Le magasin apparut devant elle dès qu’elle tourna. Une copie conforme aux photographies trouvées sur le net. Ses briques contrastaient avec les boiseries des encadrements de fenêtres et l’immense porte en bois. Le nom de l’enseigne écrit en lettres de cuivre avaient verdi avec les années.
Lex inspira profondément pour calmer ses nerfs. Elle espérait ne pas être en sueur ou débraillée après sa course folle à travers les rues. Elle commença à examiner son reflet dans l’une des fenêtres avant de se rendre compte qu’elle pouvait être vue par les personnes qui étaient à l’intérieur. Elle préféra s’approcher de la porte.
L’encadrement était abimé et écaillé, encore un signe de l’histoire et de la personnalité du bâtiment. Ces marques étaient anciennes et les mains qui les avaient créées n’étaient sûrement plus de ce monde. Lex tendit la main vers la poignée et en profita pour regarder sa montre. Elle vit avec horreur qu’elle avait déjà quelques minutes de retard et ouvrit la porte en grand pour entrer.
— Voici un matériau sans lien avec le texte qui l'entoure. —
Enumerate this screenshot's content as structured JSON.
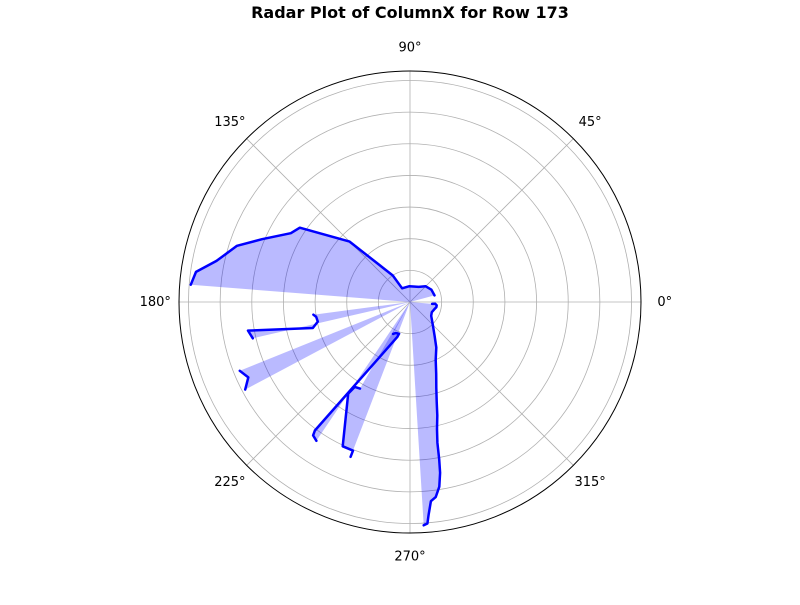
{
  "chart_data": {
    "type": "radar",
    "title": "Radar Plot of ColumnX for Row 173",
    "angle_unit": "degrees",
    "theta_tick_labels": [
      {
        "angle": 0,
        "label": "0°"
      },
      {
        "angle": 45,
        "label": "45°"
      },
      {
        "angle": 90,
        "label": "90°"
      },
      {
        "angle": 135,
        "label": "135°"
      },
      {
        "angle": 180,
        "label": "180°"
      },
      {
        "angle": 225,
        "label": "225°"
      },
      {
        "angle": 270,
        "label": "270°"
      },
      {
        "angle": 315,
        "label": "315°"
      }
    ],
    "radial_gridlines": [
      1,
      2,
      3,
      4,
      5,
      6,
      7
    ],
    "r_max": 7.3,
    "radial_tick_labels_shown": false,
    "grid": true,
    "line_color": "#0000ff",
    "fill_color": "#0000ff",
    "fill_opacity": 0.27,
    "segments": [
      {
        "points": [
          {
            "theta": 355,
            "r": 0.7
          },
          {
            "theta": 356,
            "r": 0.8
          },
          {
            "theta": 353,
            "r": 0.85
          },
          {
            "theta": 349,
            "r": 0.85
          },
          {
            "theta": 343,
            "r": 0.8
          },
          {
            "theta": 335,
            "r": 0.76
          },
          {
            "theta": 327,
            "r": 0.8
          },
          {
            "theta": 315,
            "r": 1.02
          },
          {
            "theta": 306,
            "r": 1.32
          },
          {
            "theta": 300,
            "r": 1.66
          },
          {
            "theta": 294,
            "r": 2.0
          },
          {
            "theta": 290,
            "r": 2.42
          },
          {
            "theta": 287,
            "r": 2.84
          },
          {
            "theta": 285,
            "r": 3.26
          },
          {
            "theta": 283.5,
            "r": 3.69
          },
          {
            "theta": 282,
            "r": 4.11
          },
          {
            "theta": 281,
            "r": 4.53
          },
          {
            "theta": 280.5,
            "r": 5.06
          },
          {
            "theta": 280,
            "r": 5.48
          },
          {
            "theta": 279,
            "r": 5.91
          },
          {
            "theta": 277.5,
            "r": 6.22
          },
          {
            "theta": 276,
            "r": 6.33
          },
          {
            "theta": 275,
            "r": 6.75
          },
          {
            "theta": 274.5,
            "r": 7.02
          },
          {
            "theta": 273.5,
            "r": 7.07
          }
        ]
      },
      {
        "points": [
          {
            "theta": 236,
            "r": 5.29
          },
          {
            "theta": 234,
            "r": 5.21
          },
          {
            "theta": 233.5,
            "r": 5.05
          },
          {
            "theta": 250,
            "r": 1.18
          },
          {
            "theta": 251,
            "r": 1.06
          },
          {
            "theta": 245,
            "r": 1.08
          },
          {
            "theta": 242,
            "r": 1.14
          }
        ]
      },
      {
        "points": [
          {
            "theta": 249,
            "r": 5.24
          },
          {
            "theta": 249,
            "r": 5.03
          },
          {
            "theta": 245,
            "r": 5.03
          },
          {
            "theta": 236,
            "r": 3.49
          },
          {
            "theta": 237,
            "r": 3.2
          },
          {
            "theta": 240,
            "r": 3.16
          }
        ]
      },
      {
        "points": [
          {
            "theta": 208,
            "r": 5.9
          },
          {
            "theta": 205,
            "r": 5.64
          },
          {
            "theta": 202,
            "r": 5.8
          }
        ]
      },
      {
        "points": [
          {
            "theta": 193,
            "r": 5.1
          },
          {
            "theta": 190,
            "r": 5.2
          },
          {
            "theta": 195,
            "r": 3.18
          },
          {
            "theta": 192,
            "r": 2.98
          },
          {
            "theta": 189,
            "r": 3.0
          },
          {
            "theta": 187.5,
            "r": 3.08
          }
        ]
      },
      {
        "points": [
          {
            "theta": 175.5,
            "r": 6.95
          },
          {
            "theta": 172,
            "r": 6.83
          },
          {
            "theta": 168,
            "r": 6.25
          },
          {
            "theta": 162,
            "r": 5.75
          },
          {
            "theta": 157,
            "r": 5.08
          },
          {
            "theta": 150,
            "r": 4.35
          },
          {
            "theta": 146,
            "r": 4.2
          },
          {
            "theta": 135,
            "r": 2.7
          },
          {
            "theta": 123,
            "r": 1.0
          },
          {
            "theta": 120,
            "r": 0.5
          },
          {
            "theta": 92,
            "r": 0.5
          },
          {
            "theta": 60,
            "r": 0.55
          },
          {
            "theta": 45,
            "r": 0.7
          },
          {
            "theta": 30,
            "r": 0.78
          },
          {
            "theta": 15,
            "r": 0.8
          }
        ]
      }
    ]
  }
}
Au-dessus de sa tête, un doux tintement retentit pour annoncer son entrée, plus discret que celui de la boutique Objets Trouvés près de la Mer . Il y avait un paillasson défraîchi au sol et elle s’essuya instinctivement les pieds, ne voulant pas laisser entrer de saletés. Son cœur battait la chamade, tandis qu’elle cherchait des yeux l’homme qui était censé la recevoir.
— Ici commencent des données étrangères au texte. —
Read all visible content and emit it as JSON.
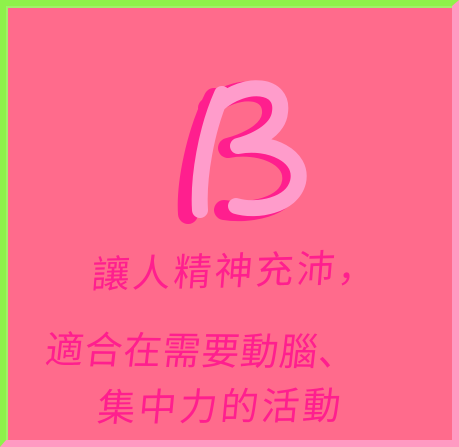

Elle s’attendait à entrer dans une librairie, mais ce qu’elle vit la surprit : un long couloir s’étendait devant elle vers le fond du bâtiment. Le parquet était ancien et déformé, il n’était pas recouvert de moquettes ou de tapis, ce qui donnait l’impression que la surface se gonflait et roulait comme la mer.